In integration, the dx or du component is important.
∫1/x is not defined. But, ∫(1/x)dx = logx + c or lnx + c(as denoted in some textbooks).
Similarly, ∫(x^n)dx = [(x^n+1)/(n+1)] + c.

2005-08-24 00:34:59

Thanks for the replies. Now I get where the 2 comes from. Now my question is: where does the du go? u/2 is the integral of u...what happened to the du?

Thanks again.

2005-08-23 20:55:54

Not a bad first post, Atled!

2005-08-23 20:52:39

∫ ( ln(x)/x )  dx  or  ∫ (dx/x) *ln(x)

let u= ln(x)

du/dx = 1/x or du = dx/x

replace dx/x with du

and ln(x) with u

then you are left with ∫ u du == u/2

thats where the 2 comes from.

2005-08-23 18:56:37

maybe it is the power half "brought down", as in

0.5 ln x=ln (x^0.5)

2005-08-23 14:38:37

I'm working through The Complete Idiot's Guide to Calculus. It's been great so far, but it's explanations of integration have proven inadequate to make me understand. Specifically, I've gotten quite stuck with a certain problem involving u-substitution:

[Edit: the integral symbols that I pasted from the row above came through as ?, so that will have to do. smile all the ? below are intended to be integral symbols.]

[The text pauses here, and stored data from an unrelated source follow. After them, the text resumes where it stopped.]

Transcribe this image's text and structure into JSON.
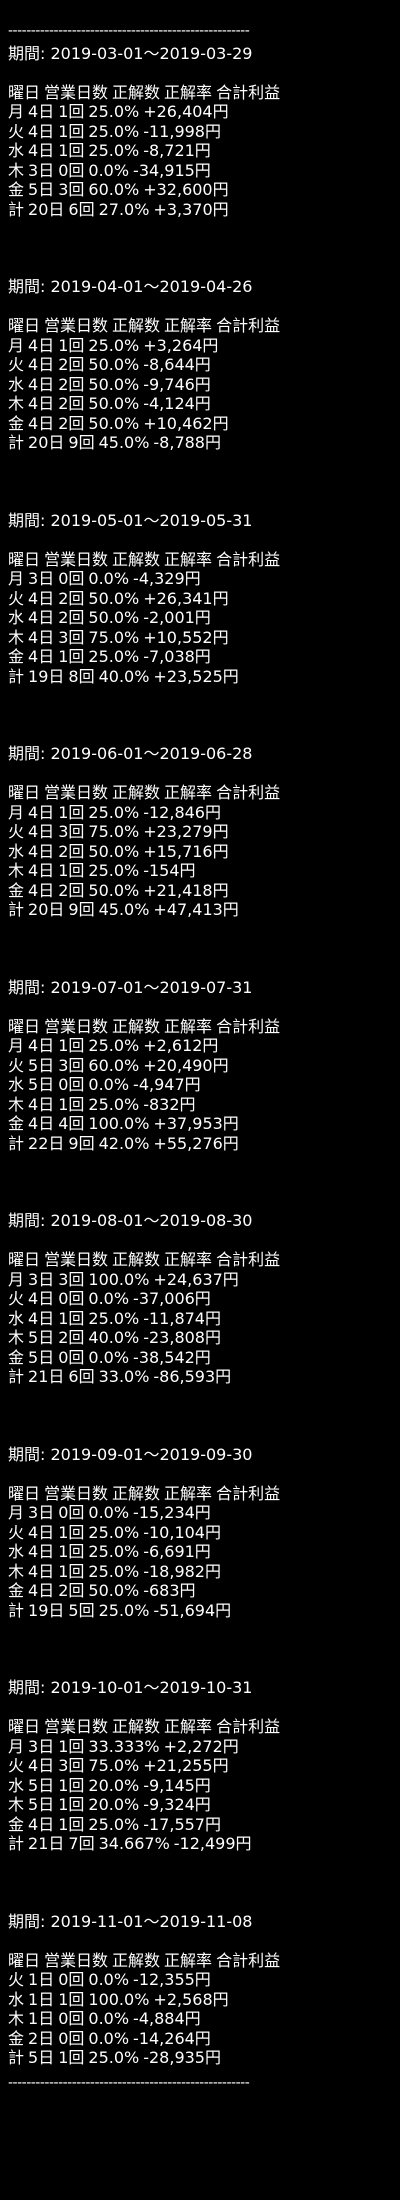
{
  "divider": "-----------------------------------------------------",
  "period_label": "期間:",
  "headers": [
    "曜日",
    "営業日数",
    "正解数",
    "正解率",
    "合計利益"
  ],
  "periods": [
    {
      "range": "2019-03-01～2019-03-29",
      "rows": [
        [
          "月",
          "4日",
          "1回",
          "25.0%",
          "+26,404円"
        ],
        [
          "火",
          "4日",
          "1回",
          "25.0%",
          "-11,998円"
        ],
        [
          "水",
          "4日",
          "1回",
          "25.0%",
          "-8,721円"
        ],
        [
          "木",
          "3日",
          "0回",
          "0.0%",
          "-34,915円"
        ],
        [
          "金",
          "5日",
          "3回",
          "60.0%",
          "+32,600円"
        ],
        [
          "計",
          "20日",
          "6回",
          "27.0%",
          "+3,370円"
        ]
      ]
    },
    {
      "range": "2019-04-01～2019-04-26",
      "rows": [
        [
          "月",
          "4日",
          "1回",
          "25.0%",
          "+3,264円"
        ],
        [
          "火",
          "4日",
          "2回",
          "50.0%",
          "-8,644円"
        ],
        [
          "水",
          "4日",
          "2回",
          "50.0%",
          "-9,746円"
        ],
        [
          "木",
          "4日",
          "2回",
          "50.0%",
          "-4,124円"
        ],
        [
          "金",
          "4日",
          "2回",
          "50.0%",
          "+10,462円"
        ],
        [
          "計",
          "20日",
          "9回",
          "45.0%",
          "-8,788円"
        ]
      ]
    },
    {
      "range": "2019-05-01～2019-05-31",
      "rows": [
        [
          "月",
          "3日",
          "0回",
          "0.0%",
          "-4,329円"
        ],
        [
          "火",
          "4日",
          "2回",
          "50.0%",
          "+26,341円"
        ],
        [
          "水",
          "4日",
          "2回",
          "50.0%",
          "-2,001円"
        ],
        [
          "木",
          "4日",
          "3回",
          "75.0%",
          "+10,552円"
        ],
        [
          "金",
          "4日",
          "1回",
          "25.0%",
          "-7,038円"
        ],
        [
          "計",
          "19日",
          "8回",
          "40.0%",
          "+23,525円"
        ]
      ]
    },
    {
      "range": "2019-06-01～2019-06-28",
      "rows": [
        [
          "月",
          "4日",
          "1回",
          "25.0%",
          "-12,846円"
        ],
        [
          "火",
          "4日",
          "3回",
          "75.0%",
          "+23,279円"
        ],
        [
          "水",
          "4日",
          "2回",
          "50.0%",
          "+15,716円"
        ],
        [
          "木",
          "4日",
          "1回",
          "25.0%",
          "-154円"
        ],
        [
          "金",
          "4日",
          "2回",
          "50.0%",
          "+21,418円"
        ],
        [
          "計",
          "20日",
          "9回",
          "45.0%",
          "+47,413円"
        ]
      ]
    },
    {
      "range": "2019-07-01～2019-07-31",
      "rows": [
        [
          "月",
          "4日",
          "1回",
          "25.0%",
          "+2,612円"
        ],
        [
          "火",
          "5日",
          "3回",
          "60.0%",
          "+20,490円"
        ],
        [
          "水",
          "5日",
          "0回",
          "0.0%",
          "-4,947円"
        ],
        [
          "木",
          "4日",
          "1回",
          "25.0%",
          "-832円"
        ],
        [
          "金",
          "4日",
          "4回",
          "100.0%",
          "+37,953円"
        ],
        [
          "計",
          "22日",
          "9回",
          "42.0%",
          "+55,276円"
        ]
      ]
    },
    {
      "range": "2019-08-01～2019-08-30",
      "rows": [
        [
          "月",
          "3日",
          "3回",
          "100.0%",
          "+24,637円"
        ],
        [
          "火",
          "4日",
          "0回",
          "0.0%",
          "-37,006円"
        ],
        [
          "水",
          "4日",
          "1回",
          "25.0%",
          "-11,874円"
        ],
        [
          "木",
          "5日",
          "2回",
          "40.0%",
          "-23,808円"
        ],
        [
          "金",
          "5日",
          "0回",
          "0.0%",
          "-38,542円"
        ],
        [
          "計",
          "21日",
          "6回",
          "33.0%",
          "-86,593円"
        ]
      ]
    },
    {
      "range": "2019-09-01～2019-09-30",
      "rows": [
        [
          "月",
          "3日",
          "0回",
          "0.0%",
          "-15,234円"
        ],
        [
          "火",
          "4日",
          "1回",
          "25.0%",
          "-10,104円"
        ],
        [
          "水",
          "4日",
          "1回",
          "25.0%",
          "-6,691円"
        ],
        [
          "木",
          "4日",
          "1回",
          "25.0%",
          "-18,982円"
        ],
        [
          "金",
          "4日",
          "2回",
          "50.0%",
          "-683円"
        ],
        [
          "計",
          "19日",
          "5回",
          "25.0%",
          "-51,694円"
        ]
      ]
    },
    {
      "range": "2019-10-01～2019-10-31",
      "rows": [
        [
          "月",
          "3日",
          "1回",
          "33.333%",
          "+2,272円"
        ],
        [
          "火",
          "4日",
          "3回",
          "75.0%",
          "+21,255円"
        ],
        [
          "水",
          "5日",
          "1回",
          "20.0%",
          "-9,145円"
        ],
        [
          "木",
          "5日",
          "1回",
          "20.0%",
          "-9,324円"
        ],
        [
          "金",
          "4日",
          "1回",
          "25.0%",
          "-17,557円"
        ],
        [
          "計",
          "21日",
          "7回",
          "34.667%",
          "-12,499円"
        ]
      ]
    },
    {
      "range": "2019-11-01～2019-11-08",
      "rows": [
        [
          "火",
          "1日",
          "0回",
          "0.0%",
          "-12,355円"
        ],
        [
          "水",
          "1日",
          "1回",
          "100.0%",
          "+2,568円"
        ],
        [
          "木",
          "1日",
          "0回",
          "0.0%",
          "-4,884円"
        ],
        [
          "金",
          "2日",
          "0回",
          "0.0%",
          "-14,264円"
        ],
        [
          "計",
          "5日",
          "1回",
          "25.0%",
          "-28,935円"
        ]
      ]
    }
  ]
}
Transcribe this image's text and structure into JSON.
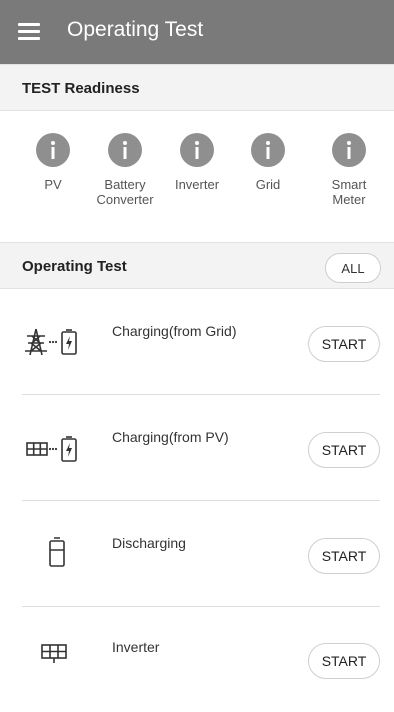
{
  "app_bar": {
    "title": "Operating Test",
    "menu_icon": "hamburger-menu-icon",
    "background": "#7a7a7a"
  },
  "readiness": {
    "header": "TEST Readiness",
    "status_icon": "info-icon",
    "status_color": "#8f8f8f",
    "items": [
      {
        "label": "PV"
      },
      {
        "label": "Battery\nConverter"
      },
      {
        "label": "Inverter"
      },
      {
        "label": "Grid"
      },
      {
        "label": "Smart\nMeter"
      }
    ]
  },
  "operating_test": {
    "header": "Operating Test",
    "all_label": "ALL",
    "tests": [
      {
        "label": "Charging(from Grid)",
        "icon": "grid-to-battery-icon",
        "button": "START"
      },
      {
        "label": "Charging(from PV)",
        "icon": "pv-to-battery-icon",
        "button": "START"
      },
      {
        "label": "Discharging",
        "icon": "battery-icon",
        "button": "START"
      },
      {
        "label": "Inverter",
        "icon": "inverter-icon",
        "button": "START"
      }
    ]
  }
}
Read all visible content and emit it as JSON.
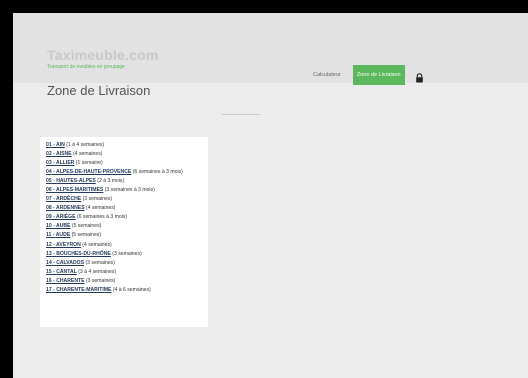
{
  "header": {
    "logo_title": "Taximeuble.com",
    "logo_tagline": "Transport de meubles en groupage",
    "nav": {
      "calculator_label": "Calculateur",
      "zone_label": "Zone de Livraison",
      "lock_icon": "lock-icon"
    }
  },
  "page": {
    "title": "Zone de Livraison"
  },
  "colors": {
    "accent": "#5cb85c",
    "link": "#23395d",
    "background": "#ececec"
  },
  "departments": [
    {
      "code": "01",
      "name": "AIN",
      "delay": "(1 à 4 semaines)"
    },
    {
      "code": "02",
      "name": "AISNE",
      "delay": "(4 semaines)"
    },
    {
      "code": "03",
      "name": "ALLIER",
      "delay": "(1 semaine)"
    },
    {
      "code": "04",
      "name": "ALPES-DE-HAUTE-PROVENCE",
      "delay": "(6 semaines à 3 mois)"
    },
    {
      "code": "05",
      "name": "HAUTES-ALPES",
      "delay": "(2 à 3 mois)"
    },
    {
      "code": "06",
      "name": "ALPES-MARITIMES",
      "delay": "(3 semaines à 3 mois)"
    },
    {
      "code": "07",
      "name": "ARDÈCHE",
      "delay": "(3 semaines)"
    },
    {
      "code": "08",
      "name": "ARDENNES",
      "delay": "(4 semaines)"
    },
    {
      "code": "09",
      "name": "ARIÈGE",
      "delay": "(6 semaines à 3 mois)"
    },
    {
      "code": "10",
      "name": "AUBE",
      "delay": "(5 semaines)"
    },
    {
      "code": "11",
      "name": "AUDE",
      "delay": "(5 semaines)"
    },
    {
      "code": "12",
      "name": "AVEYRON",
      "delay": "(4 semaines)"
    },
    {
      "code": "13",
      "name": "BOUCHES-DU-RHÔNE",
      "delay": "(3 semaines)"
    },
    {
      "code": "14",
      "name": "CALVADOS",
      "delay": "(3 semaines)"
    },
    {
      "code": "15",
      "name": "CANTAL",
      "delay": "(3 à 4 semaines)"
    },
    {
      "code": "16",
      "name": "CHARENTE",
      "delay": "(3 semaines)"
    },
    {
      "code": "17",
      "name": "CHARENTE-MARITIME",
      "delay": "(4 à 6 semaines)"
    }
  ]
}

Integrate (x) = ln(x) / x  on the interval [1, 100].

So I go like this:
u = ln(x)
du = 1/x dx

?(u * du) = ln(x)dx ? ln|x|dx = u ... what?

I'm stuck; I don't get it. The solution in the book goes like this:
? [b=ln100, a=ln1] udu ->

u | ln100
2   | ln1    ->

(ln100) / 2 - 0

I understand why the limits of integration changed from [1, 100] to [ln1, ln100], and that the final expression is g(b) - g(a), which as I understand it is the final step to definite integration.

What I don't understand is, where did the /2 come from?

Thanks for the help. I hope my explanation is clear; some notation really doesn't translate to the web at all.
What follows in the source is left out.